Transportation remains a barrier and Medicaid’s NEMT benefit is underused

We took a deep dive into the state’s Medicaid Non-emergency Medical Transportation (NEMT) benefit. Overall, NEMT is a powerful tool to help people get to needed appointments, pharmacies, and services, but many eligible Texans aren’t using it. The report breaks down how NEMT works, where utilization lags, and practical fixes — including clearer communication and easier scheduling to better coordination among health insurance plans and brokers. 

Maternal health: high-risk pregnancies are common and more costly, and postpartum behavioral health needs are under-treated

EHF commissioned Milliman, Inc. to analyze high-risk pregnancies within Texas Medicaid. They found that more than 35% of pregnancies in STAR (the Medicaid program covering low-income children, pregnant women, and families) were high-risk in 2021 and that these pregnancies were roughly 1.3 times more costly than non-high-risk pregnancies. Postpartum behavioral health needs are significant, yet service use is low.

The report points to prevention, better risk identification, and improved postpartum
support as high impact steps. 
 

We discussed these high-risk pregnancy findings with health insurance plans at our MCO NMDOH Learning Collaborative in April 2025. Plans highlighted the importance of 12-month postpartum Medicaid health insurance coverage and the roles that doulas and community health workers can play in case management and member engagement.  

Diabetes prevention: a crucial need for Texas — clinically, financially, and operationally

Milliman’s analyses and literature reviews in 2024–2025 quantified the cost of diabetes to Texas Medicaid was an estimated $6–$8 billion annually. The data summarized what works best in Diabetes Prevention Programs.

The takeaway is simple: prevention and early detection can avert many diabetes cases and save substantial money If programs are implemented at scale and with attention to access and equity.  

Using technology and data wisely: pros and cons for AI and rankings

This strategy paper explores integrating health AI in safety-net and rural settings. Better triage and smarter workflows are possible, but success depends on local capacity, data quality, and guardrails to ensure equity, privacy, and safety.  

We also published an assessment of the County Health Rankings & Roadmaps framework. It’s widely used and helpful for communication, but rankings may lack reliabilityespecially in rural areas with small samples or limited data.
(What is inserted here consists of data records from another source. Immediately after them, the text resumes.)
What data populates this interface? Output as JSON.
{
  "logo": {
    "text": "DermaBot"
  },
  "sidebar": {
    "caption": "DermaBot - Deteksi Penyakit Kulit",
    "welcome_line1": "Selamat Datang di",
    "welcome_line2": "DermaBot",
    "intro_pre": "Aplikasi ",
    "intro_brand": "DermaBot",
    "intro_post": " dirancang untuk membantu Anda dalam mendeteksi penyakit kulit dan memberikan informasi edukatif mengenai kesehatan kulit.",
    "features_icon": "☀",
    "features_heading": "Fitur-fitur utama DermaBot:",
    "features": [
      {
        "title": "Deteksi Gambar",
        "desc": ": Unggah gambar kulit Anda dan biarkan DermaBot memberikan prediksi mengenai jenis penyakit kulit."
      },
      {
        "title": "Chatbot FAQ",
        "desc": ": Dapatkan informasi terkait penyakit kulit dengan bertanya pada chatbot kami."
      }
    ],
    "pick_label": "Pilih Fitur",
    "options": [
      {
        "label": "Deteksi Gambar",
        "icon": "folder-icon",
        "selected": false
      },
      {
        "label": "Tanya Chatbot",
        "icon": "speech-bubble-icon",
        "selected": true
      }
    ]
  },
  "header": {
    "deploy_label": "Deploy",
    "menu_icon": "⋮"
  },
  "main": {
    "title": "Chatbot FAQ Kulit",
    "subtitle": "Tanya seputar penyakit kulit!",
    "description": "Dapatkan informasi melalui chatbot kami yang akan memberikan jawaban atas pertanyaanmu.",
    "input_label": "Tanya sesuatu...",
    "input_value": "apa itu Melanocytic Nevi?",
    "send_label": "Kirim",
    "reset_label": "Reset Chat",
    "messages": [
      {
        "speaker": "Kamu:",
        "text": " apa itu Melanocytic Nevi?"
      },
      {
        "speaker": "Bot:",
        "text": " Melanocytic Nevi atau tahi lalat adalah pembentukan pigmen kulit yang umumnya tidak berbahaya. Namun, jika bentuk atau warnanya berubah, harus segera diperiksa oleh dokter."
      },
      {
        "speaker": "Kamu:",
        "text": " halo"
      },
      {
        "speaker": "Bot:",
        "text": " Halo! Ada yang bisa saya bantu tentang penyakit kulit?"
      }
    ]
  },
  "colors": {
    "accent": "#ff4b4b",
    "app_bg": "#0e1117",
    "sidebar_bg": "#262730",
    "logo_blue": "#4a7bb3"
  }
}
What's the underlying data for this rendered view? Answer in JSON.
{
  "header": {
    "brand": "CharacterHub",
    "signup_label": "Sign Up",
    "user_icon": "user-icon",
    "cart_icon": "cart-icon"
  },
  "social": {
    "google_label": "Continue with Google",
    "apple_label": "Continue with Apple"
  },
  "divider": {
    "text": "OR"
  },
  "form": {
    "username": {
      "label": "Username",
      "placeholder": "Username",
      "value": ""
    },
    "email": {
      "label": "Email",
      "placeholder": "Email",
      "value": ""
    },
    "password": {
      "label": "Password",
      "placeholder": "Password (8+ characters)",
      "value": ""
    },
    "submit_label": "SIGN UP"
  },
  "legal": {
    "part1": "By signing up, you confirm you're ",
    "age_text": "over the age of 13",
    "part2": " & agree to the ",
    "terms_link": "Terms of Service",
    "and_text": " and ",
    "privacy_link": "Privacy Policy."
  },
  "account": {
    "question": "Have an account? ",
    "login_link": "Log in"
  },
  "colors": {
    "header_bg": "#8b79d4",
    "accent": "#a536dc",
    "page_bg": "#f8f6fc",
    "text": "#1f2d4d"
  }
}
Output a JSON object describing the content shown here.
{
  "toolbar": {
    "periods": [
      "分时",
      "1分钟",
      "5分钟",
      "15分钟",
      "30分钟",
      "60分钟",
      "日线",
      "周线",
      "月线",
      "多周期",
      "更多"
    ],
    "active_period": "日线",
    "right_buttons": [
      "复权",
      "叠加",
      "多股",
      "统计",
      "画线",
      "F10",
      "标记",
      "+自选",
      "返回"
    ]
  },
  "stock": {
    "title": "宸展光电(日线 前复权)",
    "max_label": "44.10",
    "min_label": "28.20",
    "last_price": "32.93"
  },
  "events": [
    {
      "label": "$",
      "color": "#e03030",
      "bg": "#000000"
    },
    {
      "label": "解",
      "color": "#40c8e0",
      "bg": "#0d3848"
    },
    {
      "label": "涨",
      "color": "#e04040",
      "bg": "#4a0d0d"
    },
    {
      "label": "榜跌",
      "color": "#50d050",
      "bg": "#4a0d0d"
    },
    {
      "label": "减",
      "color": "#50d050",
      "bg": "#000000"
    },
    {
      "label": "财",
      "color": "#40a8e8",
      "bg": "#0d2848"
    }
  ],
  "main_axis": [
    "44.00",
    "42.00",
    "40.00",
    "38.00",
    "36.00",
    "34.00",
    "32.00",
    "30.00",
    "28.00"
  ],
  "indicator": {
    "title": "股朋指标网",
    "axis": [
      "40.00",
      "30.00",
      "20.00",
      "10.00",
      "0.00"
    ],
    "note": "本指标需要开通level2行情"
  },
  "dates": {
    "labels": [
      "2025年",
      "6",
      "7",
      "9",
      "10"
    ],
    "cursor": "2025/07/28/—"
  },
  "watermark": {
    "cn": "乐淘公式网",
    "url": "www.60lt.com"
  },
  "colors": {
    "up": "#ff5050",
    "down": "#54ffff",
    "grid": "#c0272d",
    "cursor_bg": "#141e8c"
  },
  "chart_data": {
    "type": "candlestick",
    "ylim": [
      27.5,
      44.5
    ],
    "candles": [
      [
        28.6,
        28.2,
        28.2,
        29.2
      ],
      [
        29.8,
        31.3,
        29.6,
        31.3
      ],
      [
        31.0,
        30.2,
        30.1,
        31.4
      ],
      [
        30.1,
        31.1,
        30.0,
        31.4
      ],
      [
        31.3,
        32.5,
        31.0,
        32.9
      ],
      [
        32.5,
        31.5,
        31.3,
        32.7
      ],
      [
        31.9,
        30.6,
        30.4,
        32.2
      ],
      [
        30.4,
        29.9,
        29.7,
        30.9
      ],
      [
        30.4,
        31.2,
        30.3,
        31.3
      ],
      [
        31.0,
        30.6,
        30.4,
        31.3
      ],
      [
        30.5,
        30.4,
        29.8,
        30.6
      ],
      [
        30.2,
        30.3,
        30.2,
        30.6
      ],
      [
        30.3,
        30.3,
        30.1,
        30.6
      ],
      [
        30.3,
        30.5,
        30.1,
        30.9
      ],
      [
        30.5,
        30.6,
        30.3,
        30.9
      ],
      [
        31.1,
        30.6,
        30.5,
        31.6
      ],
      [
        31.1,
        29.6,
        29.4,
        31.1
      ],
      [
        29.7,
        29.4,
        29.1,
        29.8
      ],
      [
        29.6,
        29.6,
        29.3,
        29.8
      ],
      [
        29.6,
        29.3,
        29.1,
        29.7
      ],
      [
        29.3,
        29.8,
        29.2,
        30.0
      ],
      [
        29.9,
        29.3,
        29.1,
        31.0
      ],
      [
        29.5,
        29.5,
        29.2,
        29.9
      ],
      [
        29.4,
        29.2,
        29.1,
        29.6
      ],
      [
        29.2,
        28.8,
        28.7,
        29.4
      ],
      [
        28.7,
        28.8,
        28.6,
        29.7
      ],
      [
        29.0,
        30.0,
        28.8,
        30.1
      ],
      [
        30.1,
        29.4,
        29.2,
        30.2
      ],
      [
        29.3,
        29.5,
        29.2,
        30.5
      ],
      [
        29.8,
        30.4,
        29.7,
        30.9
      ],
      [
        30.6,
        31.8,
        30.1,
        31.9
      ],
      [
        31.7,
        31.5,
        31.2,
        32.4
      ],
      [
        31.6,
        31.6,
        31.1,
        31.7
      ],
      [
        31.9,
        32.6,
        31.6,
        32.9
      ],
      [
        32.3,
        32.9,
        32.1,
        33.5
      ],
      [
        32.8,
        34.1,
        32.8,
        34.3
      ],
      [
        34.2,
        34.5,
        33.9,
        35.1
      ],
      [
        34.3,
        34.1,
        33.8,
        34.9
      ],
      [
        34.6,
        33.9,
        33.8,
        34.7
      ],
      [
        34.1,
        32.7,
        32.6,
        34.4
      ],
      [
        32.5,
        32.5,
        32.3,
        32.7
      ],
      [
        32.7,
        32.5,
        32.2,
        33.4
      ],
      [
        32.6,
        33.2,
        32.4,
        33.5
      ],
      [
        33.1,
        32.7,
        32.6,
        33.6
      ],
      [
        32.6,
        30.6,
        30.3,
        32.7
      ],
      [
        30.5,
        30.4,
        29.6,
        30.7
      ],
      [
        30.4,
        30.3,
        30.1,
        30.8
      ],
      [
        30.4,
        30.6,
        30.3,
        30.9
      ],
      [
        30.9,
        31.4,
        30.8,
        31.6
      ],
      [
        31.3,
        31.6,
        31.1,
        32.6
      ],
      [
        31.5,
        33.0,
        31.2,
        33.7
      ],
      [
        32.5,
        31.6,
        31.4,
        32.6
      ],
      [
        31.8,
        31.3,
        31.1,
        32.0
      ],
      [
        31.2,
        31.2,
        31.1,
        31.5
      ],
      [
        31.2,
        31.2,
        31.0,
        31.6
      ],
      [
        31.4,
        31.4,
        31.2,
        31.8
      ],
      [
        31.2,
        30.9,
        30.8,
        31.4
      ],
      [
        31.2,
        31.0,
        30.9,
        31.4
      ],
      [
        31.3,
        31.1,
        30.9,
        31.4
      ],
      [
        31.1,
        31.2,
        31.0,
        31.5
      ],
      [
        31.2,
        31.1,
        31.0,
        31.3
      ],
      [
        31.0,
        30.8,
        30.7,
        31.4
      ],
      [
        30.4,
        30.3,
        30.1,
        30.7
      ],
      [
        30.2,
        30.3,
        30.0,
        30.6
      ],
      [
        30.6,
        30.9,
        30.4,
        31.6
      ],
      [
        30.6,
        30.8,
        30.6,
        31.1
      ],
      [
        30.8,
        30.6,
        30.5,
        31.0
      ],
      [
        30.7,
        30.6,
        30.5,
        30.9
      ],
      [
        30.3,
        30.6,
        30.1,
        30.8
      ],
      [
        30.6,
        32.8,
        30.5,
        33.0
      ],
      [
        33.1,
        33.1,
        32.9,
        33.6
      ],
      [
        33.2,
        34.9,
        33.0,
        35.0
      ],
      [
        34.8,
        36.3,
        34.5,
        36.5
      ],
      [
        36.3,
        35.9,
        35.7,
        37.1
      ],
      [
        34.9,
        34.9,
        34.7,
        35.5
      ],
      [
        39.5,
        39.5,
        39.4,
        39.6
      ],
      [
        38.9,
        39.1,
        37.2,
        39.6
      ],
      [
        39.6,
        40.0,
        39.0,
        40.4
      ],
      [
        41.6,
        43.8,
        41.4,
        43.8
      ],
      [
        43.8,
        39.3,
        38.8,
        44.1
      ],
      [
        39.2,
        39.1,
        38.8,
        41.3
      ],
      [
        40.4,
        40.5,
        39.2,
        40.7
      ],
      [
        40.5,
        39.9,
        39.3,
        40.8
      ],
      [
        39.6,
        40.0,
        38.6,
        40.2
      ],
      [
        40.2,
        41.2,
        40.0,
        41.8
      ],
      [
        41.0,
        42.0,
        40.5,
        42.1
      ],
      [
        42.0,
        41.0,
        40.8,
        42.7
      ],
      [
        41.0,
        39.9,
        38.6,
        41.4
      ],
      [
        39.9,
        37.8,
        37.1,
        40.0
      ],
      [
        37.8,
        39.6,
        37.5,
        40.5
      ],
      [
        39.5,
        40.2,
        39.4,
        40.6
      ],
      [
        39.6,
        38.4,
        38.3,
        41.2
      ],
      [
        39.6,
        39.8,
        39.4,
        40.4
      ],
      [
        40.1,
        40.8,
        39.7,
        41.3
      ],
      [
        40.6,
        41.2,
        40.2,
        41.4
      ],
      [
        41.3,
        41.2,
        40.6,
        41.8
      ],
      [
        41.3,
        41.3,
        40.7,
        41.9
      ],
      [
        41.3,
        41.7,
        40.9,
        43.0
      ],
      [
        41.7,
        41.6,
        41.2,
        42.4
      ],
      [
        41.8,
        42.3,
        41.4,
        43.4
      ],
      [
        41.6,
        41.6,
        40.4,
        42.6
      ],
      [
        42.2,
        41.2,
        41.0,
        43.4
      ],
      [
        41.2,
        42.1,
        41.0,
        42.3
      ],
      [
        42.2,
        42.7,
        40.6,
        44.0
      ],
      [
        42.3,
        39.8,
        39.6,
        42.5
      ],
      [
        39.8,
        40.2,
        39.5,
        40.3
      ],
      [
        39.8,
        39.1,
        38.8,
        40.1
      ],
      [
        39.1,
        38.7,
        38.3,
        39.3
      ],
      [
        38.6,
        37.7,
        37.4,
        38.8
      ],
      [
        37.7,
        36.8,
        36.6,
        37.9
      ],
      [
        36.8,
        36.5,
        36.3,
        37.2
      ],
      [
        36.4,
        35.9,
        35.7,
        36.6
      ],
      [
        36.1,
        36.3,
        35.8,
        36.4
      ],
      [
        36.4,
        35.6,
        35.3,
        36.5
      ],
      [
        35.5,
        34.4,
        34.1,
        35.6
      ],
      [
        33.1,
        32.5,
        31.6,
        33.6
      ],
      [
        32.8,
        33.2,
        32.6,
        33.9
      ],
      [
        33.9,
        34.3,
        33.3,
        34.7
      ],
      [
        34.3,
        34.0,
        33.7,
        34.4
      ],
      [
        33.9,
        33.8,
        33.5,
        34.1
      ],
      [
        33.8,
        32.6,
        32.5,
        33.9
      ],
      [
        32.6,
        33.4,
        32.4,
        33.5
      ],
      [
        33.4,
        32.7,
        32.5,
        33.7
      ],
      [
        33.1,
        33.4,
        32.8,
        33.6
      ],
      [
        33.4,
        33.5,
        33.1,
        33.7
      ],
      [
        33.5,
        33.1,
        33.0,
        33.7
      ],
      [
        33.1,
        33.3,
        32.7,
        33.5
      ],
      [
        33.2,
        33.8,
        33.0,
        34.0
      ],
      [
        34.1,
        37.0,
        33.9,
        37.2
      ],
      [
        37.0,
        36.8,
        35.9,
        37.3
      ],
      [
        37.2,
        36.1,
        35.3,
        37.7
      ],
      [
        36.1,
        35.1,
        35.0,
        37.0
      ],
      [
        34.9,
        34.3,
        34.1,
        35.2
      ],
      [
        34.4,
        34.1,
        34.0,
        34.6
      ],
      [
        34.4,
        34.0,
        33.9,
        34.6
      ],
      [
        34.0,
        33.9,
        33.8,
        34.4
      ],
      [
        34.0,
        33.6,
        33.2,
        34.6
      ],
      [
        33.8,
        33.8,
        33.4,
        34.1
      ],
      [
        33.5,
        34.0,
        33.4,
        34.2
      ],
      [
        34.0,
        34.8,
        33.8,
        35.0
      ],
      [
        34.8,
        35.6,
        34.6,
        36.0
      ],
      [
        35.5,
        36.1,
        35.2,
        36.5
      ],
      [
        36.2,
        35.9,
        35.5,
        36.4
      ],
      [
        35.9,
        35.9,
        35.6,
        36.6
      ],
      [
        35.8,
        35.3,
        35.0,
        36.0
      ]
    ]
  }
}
The message: use rankings as a starting point, supplement with local data, and focus on actionable indicators. 
 
 

As shared in this feature by Grantmakers in Health, EHF and partners helped advance several policies that take important steps in addressing diabetes, food and nutrition support, and maternal health through Medicaid during the 2025 Texas legislative session.

EHF shared major economic cost reports relating to diabetes and high-risk pregnancies with legislators and these reports were cited in many committee hearings. The reports underscore how prevention and targeted supports can improve health while saving the state money. 

If there’s a single theme from 2025, it’s that affordability, prevention, and practical support (like transportation, food, and postpartum care) must work together to improve health.